In 1956, Hesse was working for US Intelligence in West Germany, as a recruiter for agents within the East German railroad industry to get early indications of any troop movements near the Fulda Gap (this before advanced electronic surveillance rendered such agents obsolete). On Pentecost weekend, when he knew West Germans would have Monday off and give him an extra day of cover (so he thought) he went to the US Intelligence services in the middle of the night, let himself in, walked past a sleeping guard, and loaded two strongboxes (that should have been, but were not, chained to the wall) full of secret documents into his car. He drove toward East Germany, was briefly stopped by a Bunesgrenzschütz patrol who checked his credentials, recognized them as intelligence service papers, and let him pass. He surrendered himself to East German Border Guards and...

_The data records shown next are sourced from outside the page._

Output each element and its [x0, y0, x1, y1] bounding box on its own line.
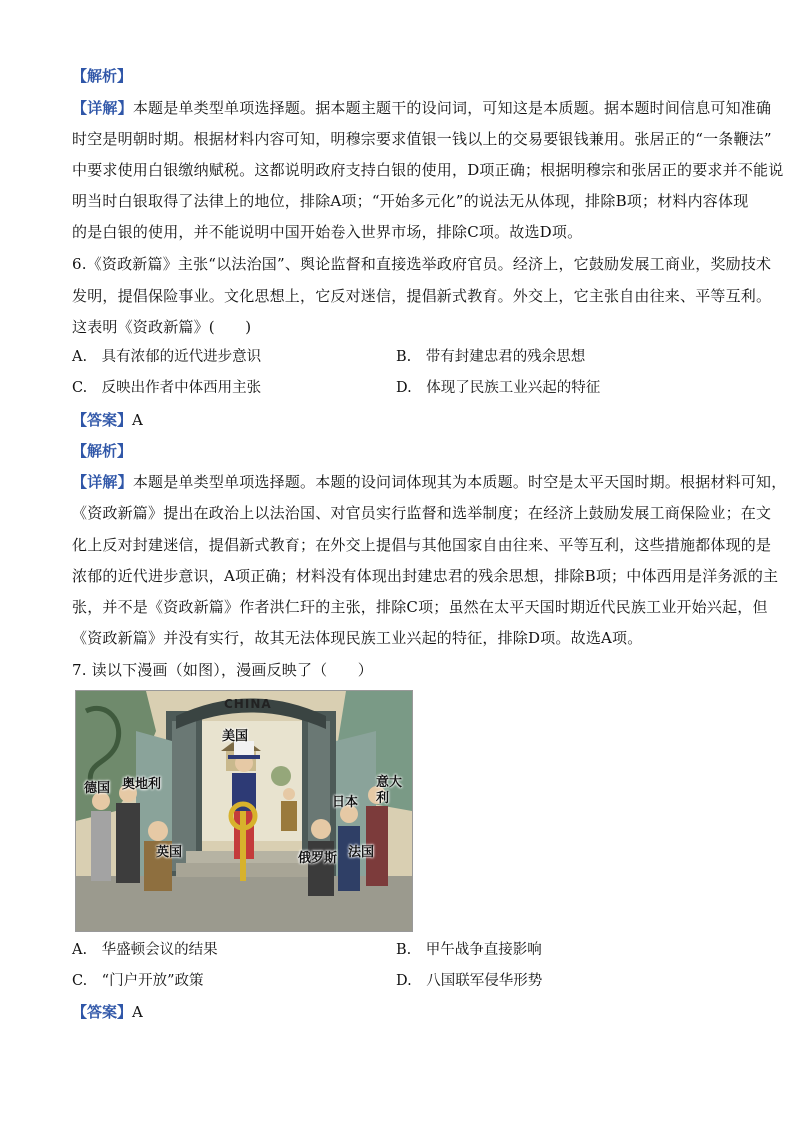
- q6-detail-line-3: 化上反对封建迷信，提倡新式教育；在外交上提倡与其他国家自由往来、平等互利，这些措施都体现的是: [72, 536, 772, 554]
- q7-option-c: C. “门户开放”政策: [72, 973, 204, 989]
- q6-stem-line-2: 发明，提倡保险事业。文化思想上，它反对迷信，提倡新式教育。外交上，它主张自由往来、平等互利。: [72, 287, 772, 305]
- detail-line-3: 中要求使用白银缴纳赋税。这都说明政府支持白银的使用，D项正确；根据明穆宗和张居正的要求并不能说: [72, 161, 784, 179]
- q7-option-b: B. 甲午战争直接影响: [396, 942, 542, 958]
- cartoon-label-austria: 奥地利: [122, 777, 162, 792]
- q7-stem: 7. 读以下漫画（如图），漫画反映了（ ）: [72, 661, 373, 679]
- detail-line-2: 时空是明朝时期。根据材料内容可知，明穆宗要求值银一钱以上的交易要银钱兼用。张居正的“一条鞭法”: [72, 130, 772, 148]
- q7-answer: [72, 1002, 143, 1022]
- q6-analysis-heading: [72, 441, 132, 461]
- cartoon-label-germany: 德国: [84, 781, 111, 796]
- q6-detail-line-5: 张，并不是《资政新篇》作者洪仁玕的主张，排除C项；虽然在太平天国时期近代民族工业开始兴起，但: [72, 598, 768, 616]
- q6-answer-label: 【答案】: [72, 411, 133, 429]
- q6-option-a: A. 具有浓郁的近代进步意识: [72, 349, 262, 365]
- q6-detail-line-2: 《资政新篇》提出在政治上以法治国、对官员实行监督和选举制度；在经济上鼓励发展工商保险业；在文: [72, 504, 772, 522]
- cartoon-gate-text: CHINA: [224, 697, 272, 711]
- cartoon-label-usa: 美国: [222, 729, 249, 744]
- cartoon-label-japan: 日本: [332, 795, 359, 810]
- q6-answer-value: A: [132, 411, 143, 429]
- detail-label: 【详解】: [72, 99, 133, 117]
- detail-line-5: 的是白银的使用，并不能说明中国开始卷入世界市场，排除C项。故选D项。: [72, 223, 583, 241]
- q7-option-a: A. 华盛顿会议的结果: [72, 942, 218, 958]
- cartoon-label-france: 法国: [348, 845, 375, 860]
- q6-detail-line-4: 浓郁的近代进步意识，A项正确；材料没有体现出封建忠君的残余思想，排除B项；中体西用是洋务派的主: [72, 567, 779, 585]
- detail-line-4: 明当时白银取得了法律上的地位，排除A项；“开始多元化”的说法无从体现，排除B项；材料内容体现: [72, 192, 749, 210]
- cartoon-label-russia: 俄罗斯: [298, 851, 338, 866]
- q6-stem-line-3: 这表明《资政新篇》( ): [72, 318, 252, 336]
- q7-cartoon-image: [75, 690, 413, 932]
- cartoon-label-italy: 意大利: [376, 775, 403, 806]
- q6-detail-line-1: 【详解】本题是单类型单项选择题。本题的设问词体现其为本质题。时空是太平天国时期。根据材料可知，: [72, 473, 787, 491]
- q6-detail-line-6: 《资政新篇》并没有实行，故其无法体现民族工业兴起的特征，排除D项。故选A项。: [72, 629, 643, 647]
- q7-answer-label: 【答案】: [72, 1003, 133, 1021]
- analysis-heading: [72, 66, 132, 86]
- q6-analysis-label: 【解析】: [72, 442, 133, 460]
- q6-detail-label: 【详解】: [72, 473, 133, 491]
- q7-option-d: D. 八国联军侵华形势: [396, 973, 543, 989]
- q6-option-c: C. 反映出作者中体西用主张: [72, 380, 262, 396]
- cartoon-label-uk: 英国: [156, 845, 183, 860]
- q6-option-b: B. 带有封建忠君的残余思想: [396, 349, 586, 365]
- analysis-label: 【解析】: [72, 67, 133, 85]
- q6-stem-line-1: 6.《资政新篇》主张“以法治国”、舆论监督和直接选举政府官员。经济上，它鼓励发展工商业，奖励技术: [72, 255, 772, 273]
- detail-line-1: 【详解】本题是单类型单项选择题。据本题主题干的设问词，可知这是本质题。据本题时间信息可知准确: [72, 99, 772, 117]
- q6-answer: [72, 410, 143, 430]
- q6-option-d: D. 体现了民族工业兴起的特征: [396, 380, 601, 396]
- q7-answer-value: A: [132, 1003, 143, 1021]
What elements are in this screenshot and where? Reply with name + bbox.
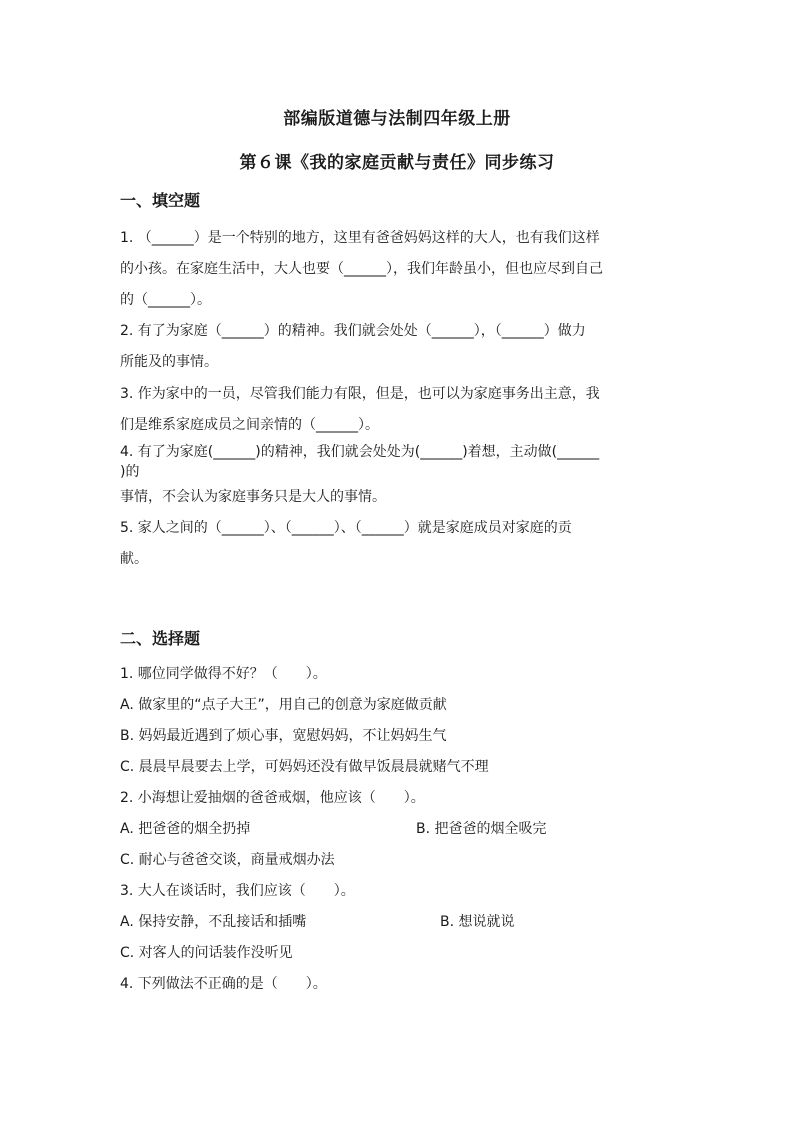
fill-blank-line: 4. 有了为家庭(______)的精神，我们就会处处为(______)着想，主动做(______ <box>120 444 600 460</box>
fill-blank-line: 2. 有了为家庭（______）的精神。我们就会处处（______），（______）做力 <box>120 323 586 339</box>
fill-blank-line: 的小孩。在家庭生活中，大人也要（______），我们年龄虽小，但也应尽到自己 <box>120 261 603 277</box>
question-2: 2. 小海想让爱抽烟的爸爸戒烟，他应该（ ）。 <box>120 790 425 806</box>
question-1-option-a: A. 做家里的“点子大王”，用自己的创意为家庭做贡献 <box>120 697 447 713</box>
lesson-title: 第６课《我的家庭贡献与责任》同步练习 <box>239 153 555 173</box>
fill-blank-line: 5. 家人之间的（______）、（______）、（______）就是家庭成员对家庭的贡 <box>120 520 572 536</box>
fill-blank-line: 事情，不会认为家庭事务只是大人的事情。 <box>120 489 386 505</box>
fill-blank-line: )的 <box>120 464 140 480</box>
fill-blank-line: 献。 <box>120 551 148 567</box>
question-3: 3. 大人在谈话时，我们应该（ ）。 <box>120 883 355 899</box>
question-2-option-b: B. 把爸爸的烟全吸完 <box>416 821 547 837</box>
document-title: 部编版道德与法制四年级上册 <box>283 109 511 129</box>
question-2-option-c: C. 耐心与爸爸交谈，商量戒烟办法 <box>120 852 335 868</box>
fill-blank-line: 们是维系家庭成员之间亲情的（______）。 <box>120 417 379 433</box>
fill-blank-line: 所能及的事情。 <box>120 354 218 370</box>
question-2-option-a: A. 把爸爸的烟全扔掉 <box>120 821 251 837</box>
question-3-option-a: A. 保持安静，不乱接话和插嘴 <box>120 914 307 930</box>
question-1-option-c: C. 晨晨早晨要去上学，可妈妈还没有做早饭晨晨就赌气不理 <box>120 759 489 775</box>
fill-blank-line: 的（______）。 <box>120 292 211 308</box>
fill-blank-heading: 一、填空题 <box>120 191 201 210</box>
question-3-option-c: C. 对客人的问话装作没听见 <box>120 945 293 961</box>
question-4: 4. 下列做法不正确的是（ ）。 <box>120 976 327 992</box>
question-1: 1. 哪位同学做得不好？（ ）。 <box>120 666 327 682</box>
question-3-option-b: B. 想说就说 <box>440 914 515 930</box>
question-1-option-b: B. 妈妈最近遇到了烦心事，宽慰妈妈，不让妈妈生气 <box>120 728 447 744</box>
choice-heading: 二、选择题 <box>120 629 201 648</box>
fill-blank-line: 1. （______）是一个特别的地方，这里有爸爸妈妈这样的大人，也有我们这样 <box>120 230 600 246</box>
fill-blank-line: 3. 作为家中的一员，尽管我们能力有限，但是，也可以为家庭事务出主意，我 <box>120 386 600 402</box>
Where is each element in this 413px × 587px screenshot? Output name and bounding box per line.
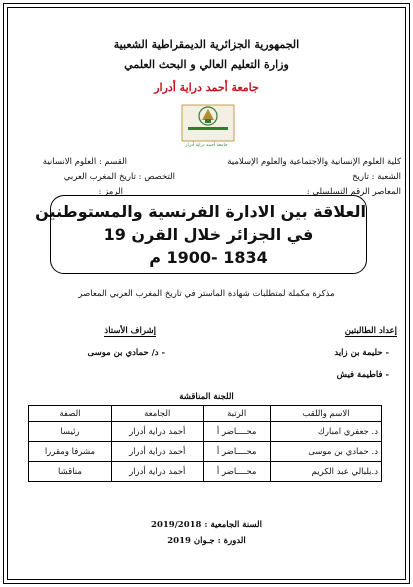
ministry-name: وزارة التعليم العالي و البحث العلمي [124, 58, 289, 71]
jury-col-name: الاسم واللقب [270, 406, 381, 422]
thesis-subtitle: مذكرة مكملة لمتطلبات شهادة الماستر في تاريخ المغرب العربي المعاصر [78, 289, 335, 299]
university-name: جامعة أحمد دراية أدرار [154, 81, 259, 94]
jury-member-name: د.بلبالي عبد الكريم [270, 462, 381, 482]
department-name: القسم : العلوم الانسانية [42, 157, 127, 167]
thesis-title-line3: 1834 -1900 م [149, 248, 268, 267]
faculty-name: كلية العلوم الإنسانية والاجتماعية والعلوم الإسلامية [227, 157, 401, 167]
university-logo [180, 103, 236, 143]
thesis-title-line2: في الجزائر خلال القرن 19 [103, 225, 314, 244]
table-row [29, 442, 382, 462]
students-heading: إعداد الطالبتين [344, 326, 397, 336]
code-label: الرمز : [98, 187, 123, 197]
jury-member-role: مشرفا ومقررا [29, 442, 112, 462]
jury-table [28, 405, 382, 482]
jury-member-rank: محــــاضر أ [203, 442, 270, 462]
academic-year: السنة الجامعية : 2019/2018 [151, 520, 262, 530]
jury-member-role: رئيسا [29, 422, 112, 442]
supervisor-heading: إشراف الأستاذ [104, 326, 156, 336]
table-row [29, 462, 382, 482]
serial-number-label: المعاصر الرقم التسلسلي : [306, 187, 401, 197]
thesis-title-line1: العلاقة بين الادارة الفرنسية والمستوطنين [35, 202, 366, 221]
jury-member-university: أحمد دراية أدرار [111, 422, 203, 442]
jury-member-rank: محــــاضر أ [203, 462, 270, 482]
student-name-1: - حليمة بن زايد [334, 348, 389, 358]
jury-member-university: أحمد دراية أدرار [111, 442, 203, 462]
supervisor-name: - د/ حمادي بن موسى [87, 348, 165, 358]
session-date: الدورة : جـوان 2019 [167, 536, 246, 546]
jury-col-university: الجامعة [111, 406, 203, 422]
logo-caption: جامعة أحمد دراية أدرار [185, 143, 228, 148]
jury-table-header-row [29, 406, 382, 422]
republic-name: الجمهورية الجزائرية الديمقراطية الشعبية [113, 38, 300, 51]
jury-heading: اللجنة المناقشة [179, 392, 234, 402]
jury-member-rank: محــــاضر أ [203, 422, 270, 442]
student-name-2: - فاطيمة فيش [336, 370, 389, 380]
jury-member-name: د. جعفري امبارك [270, 422, 381, 442]
specialty-name: التخصص : تاريخ المغرب العربي [63, 172, 175, 182]
branch-name: الشعبة : تاريخ [352, 172, 401, 182]
thesis-title-box [35, 195, 367, 274]
jury-member-name: د. حمادي بن موسى [270, 442, 381, 462]
jury-member-university: أحمد دراية أدرار [111, 462, 203, 482]
jury-col-rank: الرتبة [203, 406, 270, 422]
jury-col-role: الصفة [29, 406, 112, 422]
table-row [29, 422, 382, 442]
jury-member-role: مناقشا [29, 462, 112, 482]
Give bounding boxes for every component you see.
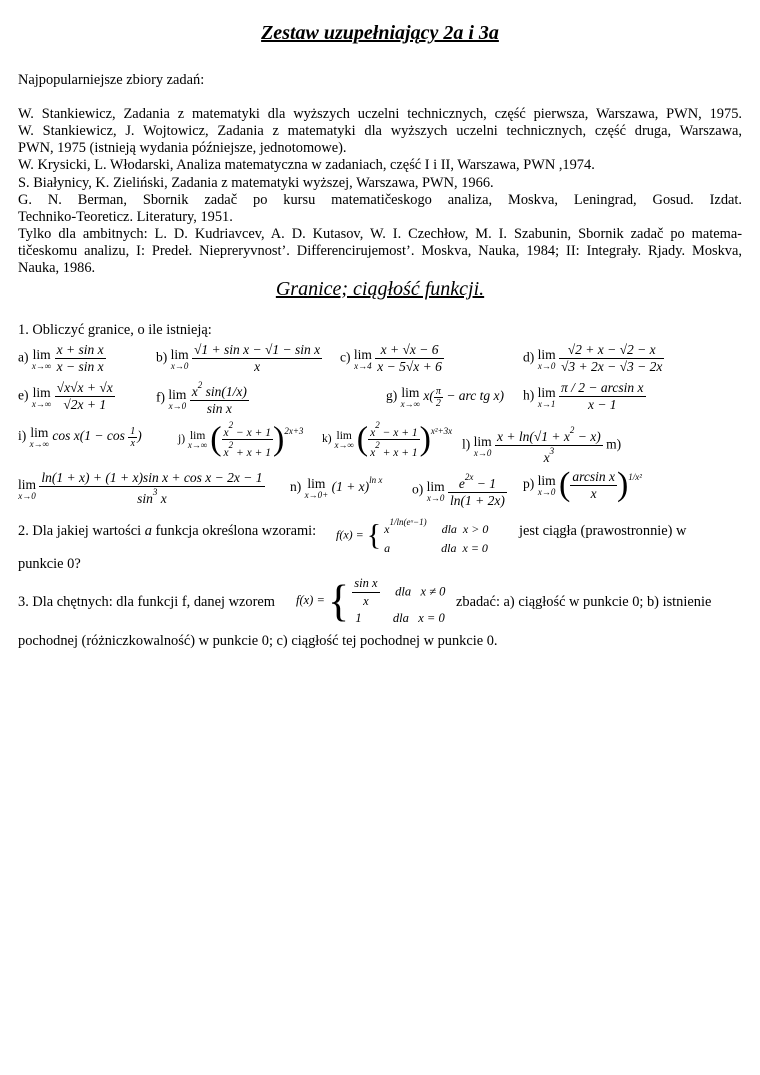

That's where the problems started. The Border guards refused to mess with the safes, but phoned the Stasi number he asked them to... there was no answer. The Stasi office he was supposed to contact had taken the Pentecost weekend off too! He was basically held until Tuesday before the safes were opened and the documents examined.
That delay saved the hides of numerous Western agents in the DDR-- something like 25 agents were compromised by the security breach, and had the Stasi been in the office, ALL of them would have been arrested. As it was, something like nine or ten of the 25 were contacted and withdrawn, I think some even brought their families with them.
And all because the Sword and Shield of the Party (or at least key members thereof) was enjoying a long Pentecost weekend.